Pues bien, Eva se había perdido. La última vez que había ido al colegio de las niñas, conducía Wilt, y ella iba tan entretenida diciendo a las niñas que dejaran de pelearse en la parte de atrás que no se había fijado en el camino. Paró en el arcén de la carretera y estaba estudiando el mapa sin grandes esperanzas cuando una mujer salió de una casa cercana y caminó hacia ella. Eva salió del coche y lo rodeó.

—Perdone, ¿podría ayudarme? —dijo cuando llegó junto a ella—. Voy al colegio Saint Barnaby’s para señoritas, pero me he perdido. Está en East Whyland.

—¿East Whyland? Nunca lo había oído nombrar. Es que yo no vivo aquí. Soy de Essex. He venido a visitar a mi sobrina, y ella sólo lleva un mes viviendo aquí, así que tampoco servirá de nada preguntárselo. Lamento no poder ayudarla.

La mujer se marchó; Eva volvió a consultar el mapa y maldijo al empleado de la estación de servicio de Hailsham. La única solución que se le ocurría era buscar un hotel en Heathfield, y no le importaba que le costara más que un bed and breakfast, porque estaba harta de dar vueltas y muerta de cansancio. Y, para colmo, tenía un hambre voraz. Pasaría la noche allí después de llamar por teléfono a Saint Barnaby’s para decirle a la directora que se le había pinchado una rueda y que no llegaría hasta el día siguiente. Si encontraba un hotel agradable, podría cenar como es debido y tomarse una copa de vino decente. Con el dinero que estaba ganando Wilt, bien podían permitirse ese lujo.

A la mañana siguiente, provista de unas instrucciones que el portero del hotel había anotado concienzudamente, Eva encontró el colegio y pasó una hora discutiendo enconadamente con la directora, quien le exigió que se llevara inmediatamente a las cuatrillizas de su centro y se planteara seriamente buscar una alternativa.

—¿Qué han hecho esta vez? —preguntó Eva, furiosa.

—¿Que qué han hecho?
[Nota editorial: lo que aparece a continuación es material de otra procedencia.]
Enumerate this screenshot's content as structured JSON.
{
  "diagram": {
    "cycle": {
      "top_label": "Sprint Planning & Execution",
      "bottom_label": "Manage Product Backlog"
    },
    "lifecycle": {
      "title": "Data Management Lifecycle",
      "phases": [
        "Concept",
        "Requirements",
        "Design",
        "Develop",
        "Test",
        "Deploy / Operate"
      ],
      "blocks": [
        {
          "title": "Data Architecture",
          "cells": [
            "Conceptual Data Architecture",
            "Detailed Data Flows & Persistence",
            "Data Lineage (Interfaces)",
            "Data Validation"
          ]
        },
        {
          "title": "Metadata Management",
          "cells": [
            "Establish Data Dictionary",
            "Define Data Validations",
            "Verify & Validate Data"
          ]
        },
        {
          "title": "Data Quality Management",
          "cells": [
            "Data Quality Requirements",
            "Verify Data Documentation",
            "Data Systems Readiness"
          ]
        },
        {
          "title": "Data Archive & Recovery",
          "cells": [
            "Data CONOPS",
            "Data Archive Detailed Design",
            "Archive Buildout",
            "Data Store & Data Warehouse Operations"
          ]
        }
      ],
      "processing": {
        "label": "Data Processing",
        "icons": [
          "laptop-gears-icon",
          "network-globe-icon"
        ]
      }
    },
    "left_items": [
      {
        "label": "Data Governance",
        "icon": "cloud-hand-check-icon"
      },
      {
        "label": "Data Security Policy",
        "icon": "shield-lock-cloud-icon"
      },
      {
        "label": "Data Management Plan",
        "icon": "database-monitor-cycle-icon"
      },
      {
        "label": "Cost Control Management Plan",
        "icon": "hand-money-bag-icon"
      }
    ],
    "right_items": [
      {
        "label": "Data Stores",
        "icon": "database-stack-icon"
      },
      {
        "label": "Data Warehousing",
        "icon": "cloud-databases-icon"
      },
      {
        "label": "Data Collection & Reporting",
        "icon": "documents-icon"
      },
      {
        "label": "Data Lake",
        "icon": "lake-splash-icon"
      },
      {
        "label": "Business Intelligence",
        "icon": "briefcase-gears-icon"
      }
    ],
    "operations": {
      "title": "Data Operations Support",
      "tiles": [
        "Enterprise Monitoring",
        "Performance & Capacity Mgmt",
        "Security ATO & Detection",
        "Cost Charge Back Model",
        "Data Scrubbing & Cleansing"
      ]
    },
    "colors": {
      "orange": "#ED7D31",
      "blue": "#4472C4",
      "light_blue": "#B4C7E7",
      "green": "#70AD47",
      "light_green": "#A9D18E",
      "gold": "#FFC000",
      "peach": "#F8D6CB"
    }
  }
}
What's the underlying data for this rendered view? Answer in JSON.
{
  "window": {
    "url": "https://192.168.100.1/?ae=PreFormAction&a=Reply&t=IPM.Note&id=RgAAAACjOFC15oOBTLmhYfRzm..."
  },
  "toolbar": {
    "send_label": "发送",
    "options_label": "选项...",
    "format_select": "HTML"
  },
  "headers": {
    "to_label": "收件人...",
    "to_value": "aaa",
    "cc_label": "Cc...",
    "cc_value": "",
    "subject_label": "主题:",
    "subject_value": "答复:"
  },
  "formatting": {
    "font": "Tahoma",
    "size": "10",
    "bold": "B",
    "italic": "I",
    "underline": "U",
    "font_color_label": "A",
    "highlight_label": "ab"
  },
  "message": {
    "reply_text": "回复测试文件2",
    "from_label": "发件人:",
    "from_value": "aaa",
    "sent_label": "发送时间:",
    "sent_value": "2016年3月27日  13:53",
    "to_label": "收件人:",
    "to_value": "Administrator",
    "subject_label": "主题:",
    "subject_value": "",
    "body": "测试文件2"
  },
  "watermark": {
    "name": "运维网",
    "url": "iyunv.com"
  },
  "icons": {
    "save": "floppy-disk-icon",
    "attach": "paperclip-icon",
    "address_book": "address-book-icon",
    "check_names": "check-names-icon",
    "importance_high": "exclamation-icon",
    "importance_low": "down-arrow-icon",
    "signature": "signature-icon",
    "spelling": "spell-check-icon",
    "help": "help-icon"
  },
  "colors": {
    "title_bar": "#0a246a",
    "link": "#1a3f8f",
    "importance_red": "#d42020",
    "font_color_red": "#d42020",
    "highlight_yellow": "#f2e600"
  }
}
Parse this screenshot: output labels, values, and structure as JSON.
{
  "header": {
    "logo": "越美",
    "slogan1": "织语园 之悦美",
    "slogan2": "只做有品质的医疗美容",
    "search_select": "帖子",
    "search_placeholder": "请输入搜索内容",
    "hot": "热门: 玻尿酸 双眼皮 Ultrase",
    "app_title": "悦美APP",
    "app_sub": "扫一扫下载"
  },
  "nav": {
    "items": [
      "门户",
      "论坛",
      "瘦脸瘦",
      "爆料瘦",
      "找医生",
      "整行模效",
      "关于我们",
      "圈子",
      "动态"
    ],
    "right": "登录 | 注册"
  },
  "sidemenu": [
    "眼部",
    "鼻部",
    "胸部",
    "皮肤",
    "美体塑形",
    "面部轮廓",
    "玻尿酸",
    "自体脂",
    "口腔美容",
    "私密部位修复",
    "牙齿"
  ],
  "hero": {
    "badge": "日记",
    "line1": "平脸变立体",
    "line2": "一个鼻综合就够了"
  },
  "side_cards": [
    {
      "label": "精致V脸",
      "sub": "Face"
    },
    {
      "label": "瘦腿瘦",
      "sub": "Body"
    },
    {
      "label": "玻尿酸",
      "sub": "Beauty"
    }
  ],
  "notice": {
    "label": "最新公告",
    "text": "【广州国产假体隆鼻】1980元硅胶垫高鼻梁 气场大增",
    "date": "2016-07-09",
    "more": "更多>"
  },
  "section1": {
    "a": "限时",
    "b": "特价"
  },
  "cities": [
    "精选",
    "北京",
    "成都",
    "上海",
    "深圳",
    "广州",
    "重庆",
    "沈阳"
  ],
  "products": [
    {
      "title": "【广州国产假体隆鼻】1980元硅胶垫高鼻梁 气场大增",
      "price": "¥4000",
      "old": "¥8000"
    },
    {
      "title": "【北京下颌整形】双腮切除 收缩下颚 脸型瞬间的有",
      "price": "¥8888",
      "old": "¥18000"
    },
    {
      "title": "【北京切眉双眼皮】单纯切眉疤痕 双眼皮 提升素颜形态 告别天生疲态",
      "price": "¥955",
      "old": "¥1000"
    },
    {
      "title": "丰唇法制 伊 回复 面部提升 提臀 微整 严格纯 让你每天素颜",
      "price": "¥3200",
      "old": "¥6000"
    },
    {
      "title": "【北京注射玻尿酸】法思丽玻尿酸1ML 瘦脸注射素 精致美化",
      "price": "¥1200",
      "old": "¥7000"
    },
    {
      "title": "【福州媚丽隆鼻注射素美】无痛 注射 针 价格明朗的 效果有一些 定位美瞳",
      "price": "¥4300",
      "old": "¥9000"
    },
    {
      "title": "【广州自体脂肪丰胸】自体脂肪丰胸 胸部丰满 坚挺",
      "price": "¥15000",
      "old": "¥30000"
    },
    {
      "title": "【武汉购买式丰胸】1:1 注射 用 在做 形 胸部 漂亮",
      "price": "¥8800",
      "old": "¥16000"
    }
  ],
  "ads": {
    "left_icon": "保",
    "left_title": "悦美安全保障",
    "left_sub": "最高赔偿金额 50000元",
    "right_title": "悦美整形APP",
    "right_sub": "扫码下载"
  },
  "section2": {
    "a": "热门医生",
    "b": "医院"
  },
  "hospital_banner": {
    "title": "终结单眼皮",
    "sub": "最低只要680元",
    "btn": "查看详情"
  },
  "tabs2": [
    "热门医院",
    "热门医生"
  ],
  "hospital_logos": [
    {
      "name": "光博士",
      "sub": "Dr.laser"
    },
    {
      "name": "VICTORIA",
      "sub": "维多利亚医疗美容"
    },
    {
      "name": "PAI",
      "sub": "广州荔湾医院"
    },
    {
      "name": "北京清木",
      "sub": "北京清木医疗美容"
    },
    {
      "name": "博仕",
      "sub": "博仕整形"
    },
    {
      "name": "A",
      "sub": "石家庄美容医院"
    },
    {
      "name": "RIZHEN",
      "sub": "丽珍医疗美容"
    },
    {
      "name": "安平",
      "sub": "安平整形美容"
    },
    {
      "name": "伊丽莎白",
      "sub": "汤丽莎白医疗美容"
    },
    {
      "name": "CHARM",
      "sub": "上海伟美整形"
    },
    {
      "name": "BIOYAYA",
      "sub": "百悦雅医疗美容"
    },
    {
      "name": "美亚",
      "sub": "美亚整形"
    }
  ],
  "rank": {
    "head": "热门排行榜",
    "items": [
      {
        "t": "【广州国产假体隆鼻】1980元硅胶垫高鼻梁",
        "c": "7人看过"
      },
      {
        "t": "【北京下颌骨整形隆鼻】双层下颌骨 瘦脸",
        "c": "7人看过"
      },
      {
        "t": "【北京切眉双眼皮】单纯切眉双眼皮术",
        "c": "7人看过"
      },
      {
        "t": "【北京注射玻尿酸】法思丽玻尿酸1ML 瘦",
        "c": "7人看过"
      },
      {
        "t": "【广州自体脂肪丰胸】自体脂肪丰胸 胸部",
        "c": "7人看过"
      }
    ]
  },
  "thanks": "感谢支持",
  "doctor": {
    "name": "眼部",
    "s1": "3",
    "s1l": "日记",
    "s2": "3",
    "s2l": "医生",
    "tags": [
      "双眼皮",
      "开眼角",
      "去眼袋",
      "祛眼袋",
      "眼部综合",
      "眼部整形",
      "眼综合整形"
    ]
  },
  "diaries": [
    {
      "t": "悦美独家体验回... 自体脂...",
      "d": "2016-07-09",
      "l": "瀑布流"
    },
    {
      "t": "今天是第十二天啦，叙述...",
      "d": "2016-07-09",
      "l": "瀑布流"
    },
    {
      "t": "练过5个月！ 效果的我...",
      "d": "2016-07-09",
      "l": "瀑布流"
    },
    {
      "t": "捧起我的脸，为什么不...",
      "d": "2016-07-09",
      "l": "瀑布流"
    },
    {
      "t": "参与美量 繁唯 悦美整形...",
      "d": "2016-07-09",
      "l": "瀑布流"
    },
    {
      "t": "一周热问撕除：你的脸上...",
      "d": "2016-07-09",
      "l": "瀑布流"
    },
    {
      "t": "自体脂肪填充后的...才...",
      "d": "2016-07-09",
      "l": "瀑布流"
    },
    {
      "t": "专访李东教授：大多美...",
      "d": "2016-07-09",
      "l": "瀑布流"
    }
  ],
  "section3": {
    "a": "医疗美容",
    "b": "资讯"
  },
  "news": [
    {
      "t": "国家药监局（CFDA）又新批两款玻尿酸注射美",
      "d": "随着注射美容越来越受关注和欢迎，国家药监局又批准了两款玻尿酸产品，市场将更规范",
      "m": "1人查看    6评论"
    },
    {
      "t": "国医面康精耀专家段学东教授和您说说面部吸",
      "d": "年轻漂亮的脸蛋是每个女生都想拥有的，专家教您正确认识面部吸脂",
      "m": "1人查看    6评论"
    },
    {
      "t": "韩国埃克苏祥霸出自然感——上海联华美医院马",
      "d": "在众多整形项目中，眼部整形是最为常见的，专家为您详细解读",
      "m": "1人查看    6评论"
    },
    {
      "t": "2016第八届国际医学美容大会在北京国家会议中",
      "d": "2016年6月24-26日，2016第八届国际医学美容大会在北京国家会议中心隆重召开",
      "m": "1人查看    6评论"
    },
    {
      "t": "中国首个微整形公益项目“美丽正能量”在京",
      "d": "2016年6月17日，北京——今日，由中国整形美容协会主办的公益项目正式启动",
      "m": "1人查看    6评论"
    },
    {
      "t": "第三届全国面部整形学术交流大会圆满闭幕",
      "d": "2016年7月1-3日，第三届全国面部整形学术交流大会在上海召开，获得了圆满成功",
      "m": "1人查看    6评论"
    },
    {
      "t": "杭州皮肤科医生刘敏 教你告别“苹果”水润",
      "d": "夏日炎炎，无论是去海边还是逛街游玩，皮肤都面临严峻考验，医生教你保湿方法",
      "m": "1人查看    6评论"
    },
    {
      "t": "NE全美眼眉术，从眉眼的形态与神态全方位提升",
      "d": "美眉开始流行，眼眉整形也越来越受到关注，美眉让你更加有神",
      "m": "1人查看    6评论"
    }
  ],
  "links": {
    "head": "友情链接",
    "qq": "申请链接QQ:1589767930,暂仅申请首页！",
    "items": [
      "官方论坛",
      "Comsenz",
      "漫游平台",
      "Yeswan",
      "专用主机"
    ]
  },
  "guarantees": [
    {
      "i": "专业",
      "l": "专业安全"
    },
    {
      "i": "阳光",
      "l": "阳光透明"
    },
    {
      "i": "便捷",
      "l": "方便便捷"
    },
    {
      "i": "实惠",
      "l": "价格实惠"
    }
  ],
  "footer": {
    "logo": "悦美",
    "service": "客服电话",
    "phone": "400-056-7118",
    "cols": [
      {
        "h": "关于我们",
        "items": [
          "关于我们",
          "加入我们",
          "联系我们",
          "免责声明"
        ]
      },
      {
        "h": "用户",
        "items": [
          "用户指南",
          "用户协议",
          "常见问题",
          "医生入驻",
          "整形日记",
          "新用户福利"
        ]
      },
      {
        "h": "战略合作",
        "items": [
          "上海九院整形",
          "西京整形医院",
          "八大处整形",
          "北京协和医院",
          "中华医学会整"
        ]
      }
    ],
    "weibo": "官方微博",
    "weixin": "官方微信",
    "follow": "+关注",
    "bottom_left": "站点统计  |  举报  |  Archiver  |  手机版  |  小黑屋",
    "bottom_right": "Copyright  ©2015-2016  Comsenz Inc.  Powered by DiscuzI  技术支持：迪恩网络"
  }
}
Mire, permítame decirle que, a menos que se las lleve ahora mismo de aquí, es muy probable que acaben demandándola por los daños infligidos por sus hijas en los vehículos del profesorado y en los edificios del colegio. Si todavía no he llamado a la policía ha sido únicamente porque no quería que las detuvieran aquí, puesto que tengo que velar por la reputación del colegio. Lo único que le digo es que será mejor que tenga usted en cuenta los costes legales si algún miembro del profesorado acaba llevándola a juicio. Hasta ahora he conseguido disuadirlos de que lo hicieran, pero si sus hijas no se van de aquí enseguida, quizá cambien de opinión. Una de mis mejores profesoras ya ha dimitido por culpa de sus hijas. Acabó en el hospital como consecuencia de no sé qué chapuza que le hicieron en el coche. Espero haber expuesto claramente la situación.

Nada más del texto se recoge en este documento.